Situering van het nanofiltratiegebied ten opzichte van omgekeerde osmose en ultrafiltratiemembranen
Nanofiltratiemembranen zijn poreus zodat de scheiding van ongeladen deeltjes, net zoals bij micro- en ultrafiltratie, kan gebeuren op basis van zeefwerking. Dit scheidingsmechanisme berust op het grote verschil tussen de deeltjesgrootte en de porindiameter. De poriëngrootte van, een ultra- of een nanofiltratiemembraan wordt gekarakteriseerd door een cut-offwaarde. Deze waarde komt overeen met het molecuulgewicht van het molecule dat voor 90 % door het membraan wordt tegengehouden. De cut-offwaarde kan bijgevolg, net zoals het molecuulgewicht, worden uitgedrukt in Dalton of zonder eenheid worden weergegeven (Dalton = gewicht in gram van 1 mol van het molecule). Volgens deze terminologie situeert een typisch nanofiltratiemembraan zich in het cut-offgebied van 200 - 1 000 Dalton, afhankelijk van de structuur.
Dat betekent dat micropolluenten zoals pesticiden, herbiciden en insecticiden, alsook andere laagmoleculaire componenten zoals kleurstoffen en suikers, in hoge mate door een nanofiltratiemembraan tegengehouden kunnen worden. Een ultrafiltratiemembraan daarentegen heeft een hogere cut-offwaarde, typisch in het gebied van 10 000 - 100 000 Dalton en zal enkel hoogmoleculaire componenten zoals polymeren tegenhouden. De figuur geeft een illustratie van het werkingsgebied van nanofiltratie, duidelijk afgelijnd door de membraanprocessen ultrafiltratie en omgekeerde osmose.

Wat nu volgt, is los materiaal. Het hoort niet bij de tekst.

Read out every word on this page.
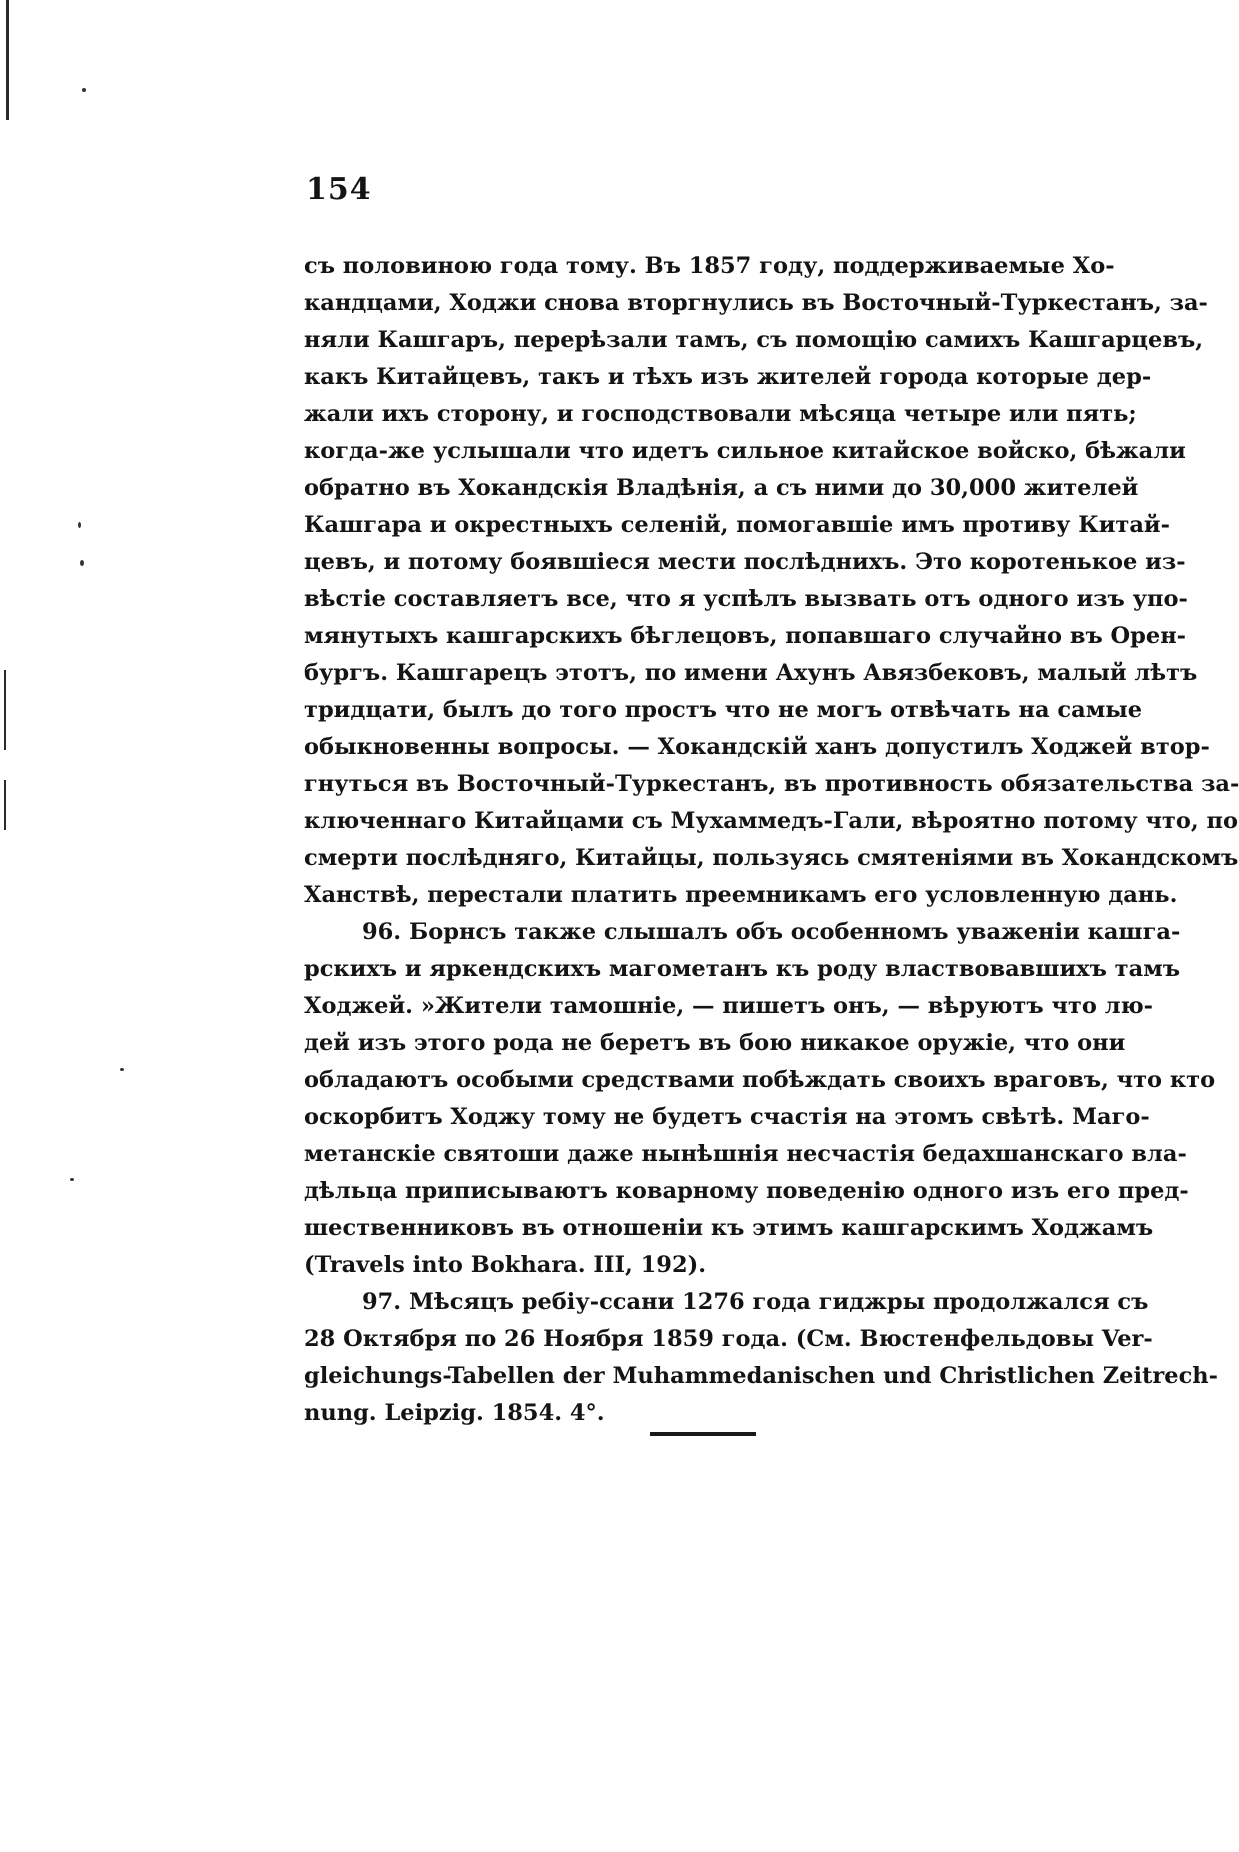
154
съ половиною года тому. Въ 1857 году, поддерживаемые Хо-
кандцами, Ходжи снова вторгнулись въ Восточный-Туркестанъ, за-
няли Кашгаръ, перерѣзали тамъ, съ помощію самихъ Кашгарцевъ,
какъ Китайцевъ, такъ и тѣхъ изъ жителей города которые дер-
жали ихъ сторону, и господствовали мѣсяца четыре или пять;
когда-же услышали что идетъ сильное китайское войско, бѣжали
обратно въ Хокандскія Владѣнія, а съ ними до 30,000 жителей
Кашгара и окрестныхъ селеній, помогавшіе имъ противу Китай-
цевъ, и потому боявшіеся мести послѣднихъ. Это коротенькое из-
вѣстіе составляетъ все, что я успѣлъ вызвать отъ одного изъ упо-
мянутыхъ кашгарскихъ бѣглецовъ, попавшаго случайно въ Орен-
бургъ. Кашгарецъ этотъ, по имени Ахунъ Авязбековъ, малый лѣтъ
тридцати, былъ до того простъ что не могъ отвѣчать на самые
обыкновенны вопросы. — Хокандскій ханъ допустилъ Ходжей втор-
гнуться въ Восточный-Туркестанъ, въ противность обязательства за-
ключеннаго Китайцами съ Мухаммедъ-Гали, вѣроятно потому что, по
смерти послѣдняго, Китайцы, пользуясь смятеніями въ Хокандскомъ
Ханствѣ, перестали платить преемникамъ его условленную дань.
96. Борнсъ также слышалъ объ особенномъ уваженіи кашга-
рскихъ и яркендскихъ магометанъ къ роду властвовавшихъ тамъ
Ходжей. »Жители тамошніе, — пишетъ онъ, — вѣруютъ что лю-
дей изъ этого рода не беретъ въ бою никакое оружіе, что они
обладаютъ особыми средствами побѣждать своихъ враговъ, что кто
оскорбитъ Ходжу тому не будетъ счастія на этомъ свѣтѣ. Маго-
метанскіе святоши даже нынѣшнія несчастія бедахшанскаго вла-
дѣльца приписываютъ коварному поведенію одного изъ его пред-
шественниковъ въ отношеніи къ этимъ кашгарскимъ Ходжамъ
(Travels into Bokhara. III, 192).
97. Мѣсяцъ ребіу-ссани 1276 года гиджры продолжался съ
28 Октября по 26 Ноября 1859 года. (См. Вюстенфельдовы Ver-
gleichungs-Tabellen der Muhammedanischen und Christlichen Zeitrech-
nung. Leipzig. 1854. 4°.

Naast de cut-offwaarde wordt een nanofiltratiemembraan ook gekarakteriseerd door de retentie voor geladen deeltjes. Uit de figuur volgt dat de zoutretentie (hier voor KCl) voor een typisch nanofiltratiemembraan beduidend lager is dan voor omgekeerde osmose, terwijl voor ultrafiltratie de zoutretentie naar nul gaat.